Light rail station on the Porto Metro in Porto, Portugal

Hospital de São João is a light rail station that is the terminus of line D of the Porto Metro system in Porto, Portugal. It is named after the nearby University Hospital of São João. It serves the hospital as well as the Asprela Campus of the University of Porto, and is a transfer point between the Metro and urban and suburban bus services.

The station is followed by IPO station. On weekdays, trains run every five to six minutes, declining to every 10 minutes on weekends and evenings. The station platforms are on the surface, and are directly accessed from the street. There are two terminal tracks, each served by a side platform.

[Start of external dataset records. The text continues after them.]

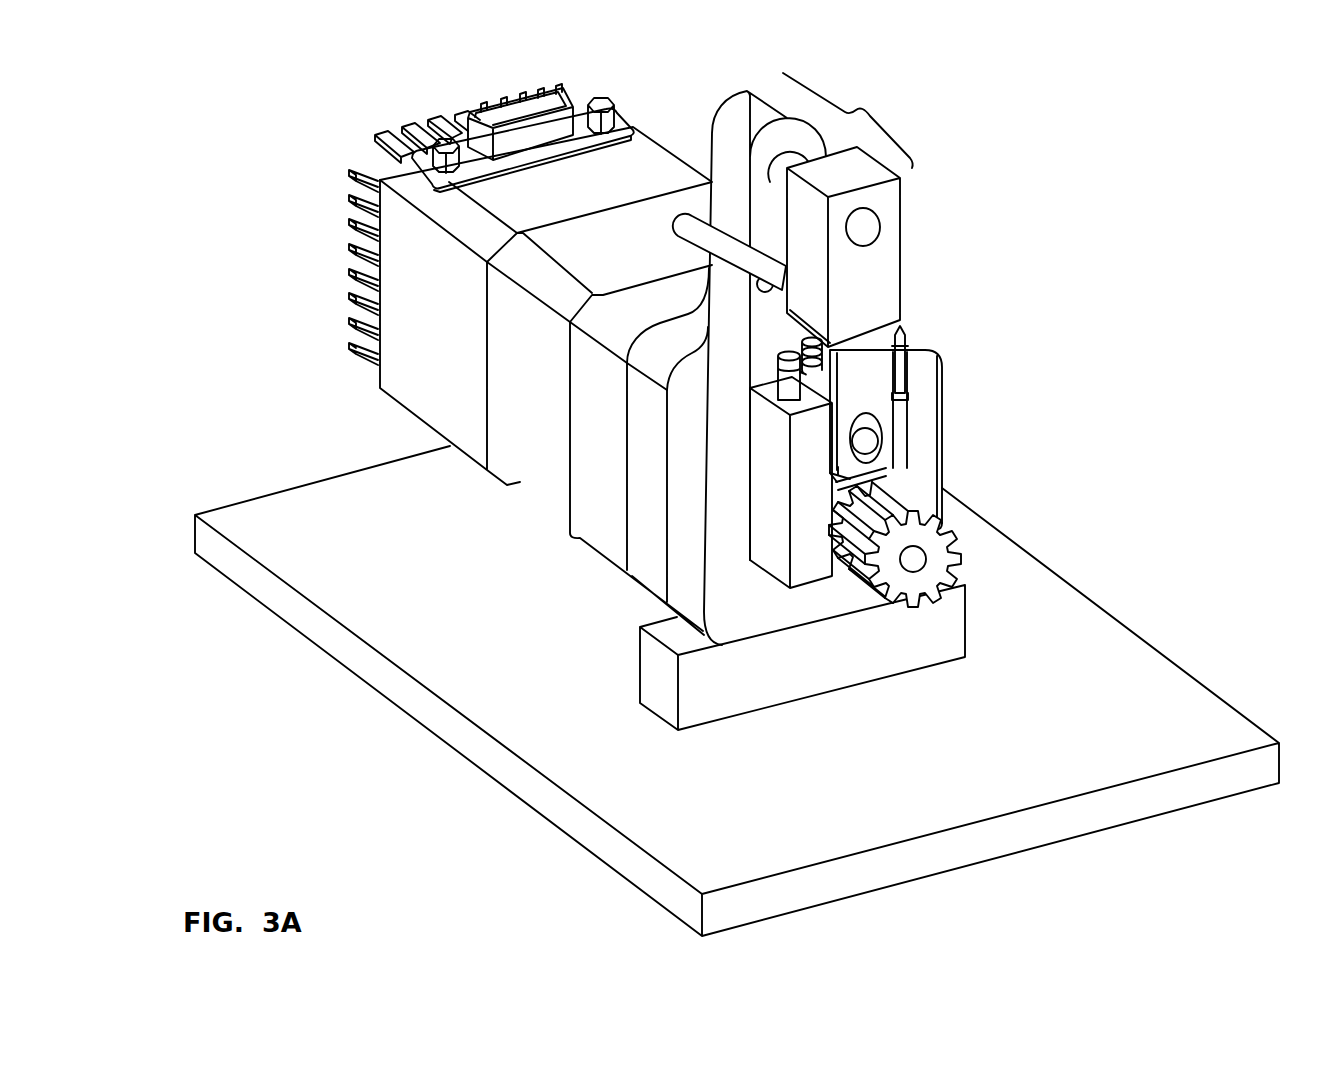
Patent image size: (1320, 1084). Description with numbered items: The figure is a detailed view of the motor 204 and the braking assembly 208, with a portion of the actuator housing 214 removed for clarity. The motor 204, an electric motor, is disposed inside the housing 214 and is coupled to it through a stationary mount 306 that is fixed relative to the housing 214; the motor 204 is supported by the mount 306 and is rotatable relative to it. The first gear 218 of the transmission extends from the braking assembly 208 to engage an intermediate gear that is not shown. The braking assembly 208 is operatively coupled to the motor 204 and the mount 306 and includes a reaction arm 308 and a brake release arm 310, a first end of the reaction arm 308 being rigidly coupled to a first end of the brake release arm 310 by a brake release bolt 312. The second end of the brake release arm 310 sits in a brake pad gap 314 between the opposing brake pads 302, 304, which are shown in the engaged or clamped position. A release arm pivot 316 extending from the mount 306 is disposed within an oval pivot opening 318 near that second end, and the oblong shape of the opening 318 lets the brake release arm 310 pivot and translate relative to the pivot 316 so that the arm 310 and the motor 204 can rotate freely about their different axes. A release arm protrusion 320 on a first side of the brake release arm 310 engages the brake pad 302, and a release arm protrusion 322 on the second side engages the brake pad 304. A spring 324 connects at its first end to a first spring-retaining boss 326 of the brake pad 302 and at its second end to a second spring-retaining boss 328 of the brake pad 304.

The motor 204 is at (296, 281).
The braking assembly 208 is at (858, 110).
The actuator housing 214 is at (1152, 632).
The first gear 218 is at (946, 560).
The brake pad 302 is at (943, 501).
The brake pad 304 is at (837, 467).
The stationary mount 306 is at (767, 656).
The reaction arm 308 is at (730, 112).
The brake release arm 310 is at (888, 212).
The brake release bolt 312 is at (865, 230).
The brake pad gap 314 is at (855, 479).
The release arm pivot 316 is at (887, 472).
The pivot opening 318 is at (867, 443).
The release arm protrusion 320 is at (800, 381).
The release arm protrusion 322 is at (840, 509).
The spring 324 is at (772, 350).
The first spring-retaining boss 326 is at (902, 333).
The second spring-retaining boss 328 is at (873, 414).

Although the central section of line D opened in 2005, the IPO and Hospital de São João stations did not open until 31 March 2006, with the line terminating at Pólo Universitário station in the interim. This was because the Escola Superior de Enfermagem, a nursing school, objected to the new line because of safety concerns from the trains running near the entrance of the school. Before opening, the sidewalk was set back and a traffic light was placed at the intersection to reduce the risk of accidents between trains and cars.

Between 29 August 2021 and 28 January 2022, the station was closed for a renovation project, which involved the construction of a covered interchange. During this period, alternate trains terminated at IPO and Pólo Universitário stations.